Washburn High School students Emma Stotts (top), Hannah Gordon (middle) and Rosa Johnson (bottom) are all trying to balance social face-to-face time with the need to check their phones or post updates on Twitter.
Photo By: Aidan Haarman
“I used to be really distracted by my phone. I’ve learned to use it for things that are really helpful.”-- Emma Stotts

With a cell phone, you hold your life in your hand. Phone numbers, passwords, to-do lists and the picture from the time you posed with the cutest guy in school.

But phones can also be a huge distraction. You’re sitting across from your friend having a heart-to-heart. Instead of looking into your eyes, she’s looking at her phone, laughing at the text her boyfriend sent.

“Hello,” you say. “You getting this?”

“I am, I am. Proceed,” she says, typing an answer to his text.

Three friends from Washburn High School in Minneapolis decided to do something to counter such irritation. On certain occasions, they store their phones in one room and move to another to focus on the face-to-face.

Hannah Gordon, 16, said the idea originated at a sleepover, when the girls realized they were staring at their phones, “doing our own thing.” Because they’d been so connected to their phones, they hadn’t even talked to each other while sitting in the same room.

Emma Stotts, 16, doesn’t blame technology, but instead focuses on the self-control aspect of it.

“I used to be really distracted by my phone,” she said. “I’ve learned to use it for things that are really helpful.”

Rosa Johnson, 15, said she believes that technology takes away from teenagers’ social abilities. “Meeting on the Internet is easier than meeting in person,” she said.

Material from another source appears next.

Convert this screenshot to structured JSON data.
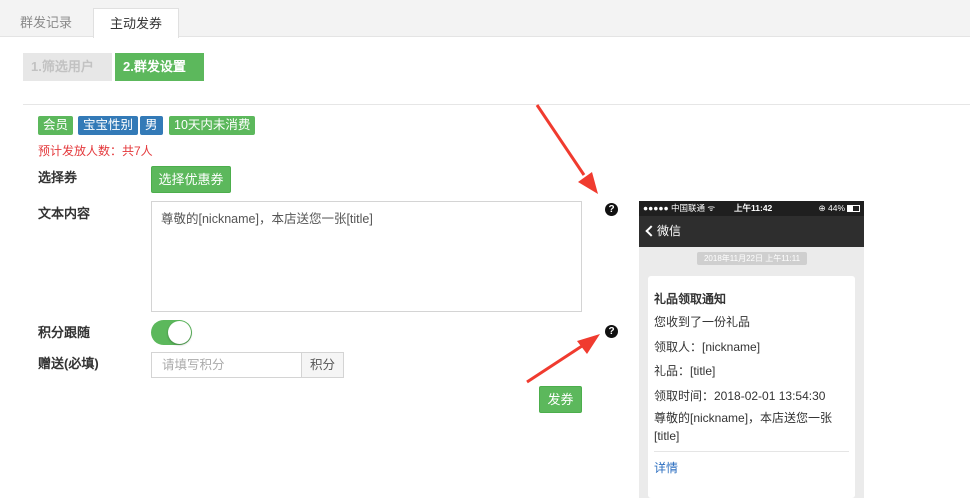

Johnson also said cell phones and social media are becoming addictive and people often don’t realize all of the effects.

TURNING IT OFF

Trent Mitchell, a video production teacher at Shorecrest High School in Shoreline, Wash., conducted what he called “The Social Experiment” in winter 2010. He assigned students in his class to go a week without using electronic devices.

When he told the students about his idea, he said about half of them wanted no part of it, while the other half embraced the challenge.

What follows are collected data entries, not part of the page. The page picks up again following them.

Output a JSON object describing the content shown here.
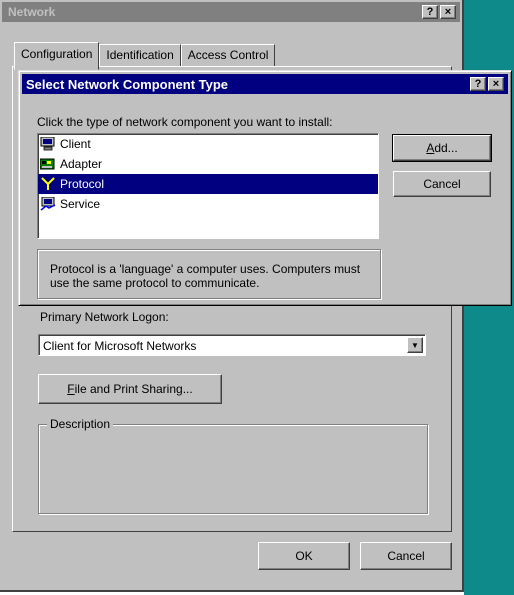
{
  "network_window": {
    "title": "Network",
    "titlebar_buttons": [
      "?",
      "×"
    ],
    "tabs": [
      {
        "label": "Configuration",
        "active": true
      },
      {
        "label": "Identification",
        "active": false
      },
      {
        "label": "Access Control",
        "active": false
      }
    ],
    "primary_logon_label": "Primary Network Logon:",
    "primary_logon_value": "Client for Microsoft Networks",
    "file_print_button": {
      "underlined": "F",
      "rest": "ile and Print Sharing..."
    },
    "description_legend": "Description",
    "ok_button": "OK",
    "cancel_button": "Cancel"
  },
  "select_dialog": {
    "title": "Select Network Component Type",
    "titlebar_buttons": [
      "?",
      "×"
    ],
    "prompt": "Click the type of network component you want to install:",
    "items": [
      {
        "label": "Client",
        "icon": "computer-icon",
        "selected": false
      },
      {
        "label": "Adapter",
        "icon": "network-card-icon",
        "selected": false
      },
      {
        "label": "Protocol",
        "icon": "protocol-icon",
        "selected": true
      },
      {
        "label": "Service",
        "icon": "service-icon",
        "selected": false
      }
    ],
    "add_button": {
      "underlined": "A",
      "rest": "dd..."
    },
    "cancel_button": "Cancel",
    "description": "Protocol is a 'language' a computer uses. Computers must use the same protocol to communicate."
  },
  "colors": {
    "face": "#c0c0c0",
    "active_title": "#000080",
    "inactive_title": "#808080",
    "desktop": "#0f8a8a"
  }
}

After two or three days, Mitchell said about half of the students quit the experiment. Some said they didn’t want to do it; others simply couldn’t handle being without technology.

Once the week ended, Mitchell said that most of the students who made it through the first three days also made it through the week.

“They needed to get over that hump at the beginning,” he said.

“The thing we were looking for wasn’t that they would change, but so that they would understand how much they rely on technology. There were a few students that said, ‘Maybe I don’t need to be on Facebook 24/7’ or ‘Maybe I don’t need to have my phone on me all the time.’ It’s OK to unplug for a little bit. That wasn’t the common reaction.”

Mitchell also said he and other staff realized how much they, too, relied on technology.

Sending that message to teens and adults is the goal of Tech Time Out, a North American program implemented by Foresters Life Insurance Company in Canada.

Tech Time Out encourages families to go technology-free for an hour a day by signing an online pledge, then printing it out to be posted in the house as a “constant reminder of your commitment to family time.”

“The average home has about 24 different consumer media and communication devices,” said Foresters spokeswoman Teresa Pavlin. “So, it’s not unusual for every member of the family to be on their own device even if they’re in the same house or the same room, kind of ignoring the face-to-face.”

FINDING BALANCE

Perhaps no one knows the effects better than Amanda Lenhart, who studies how teens use technology for Pew Research Center in Washington, D.C.

Lenhart also has teenagers. It bothers her that some families spend 13 hours a day using electronic devices.

“We should be thinking about what we’re exchanging in our lives for that screen time,” Lenhart said.

“I also think it’s an issue of, ‘Who do you want to be?’ If it’s really important to you and your family to have great comfort with technology, maybe spending that much time with screened media makes sense. But if you’re the kind of person who wants to do different things, maybe play a sport, maybe stay outside in your garden, or give back to your community through service, or maybe work on art with your hands, it’d be wise to think about balancing those kinds of things with your time in front of screened media.”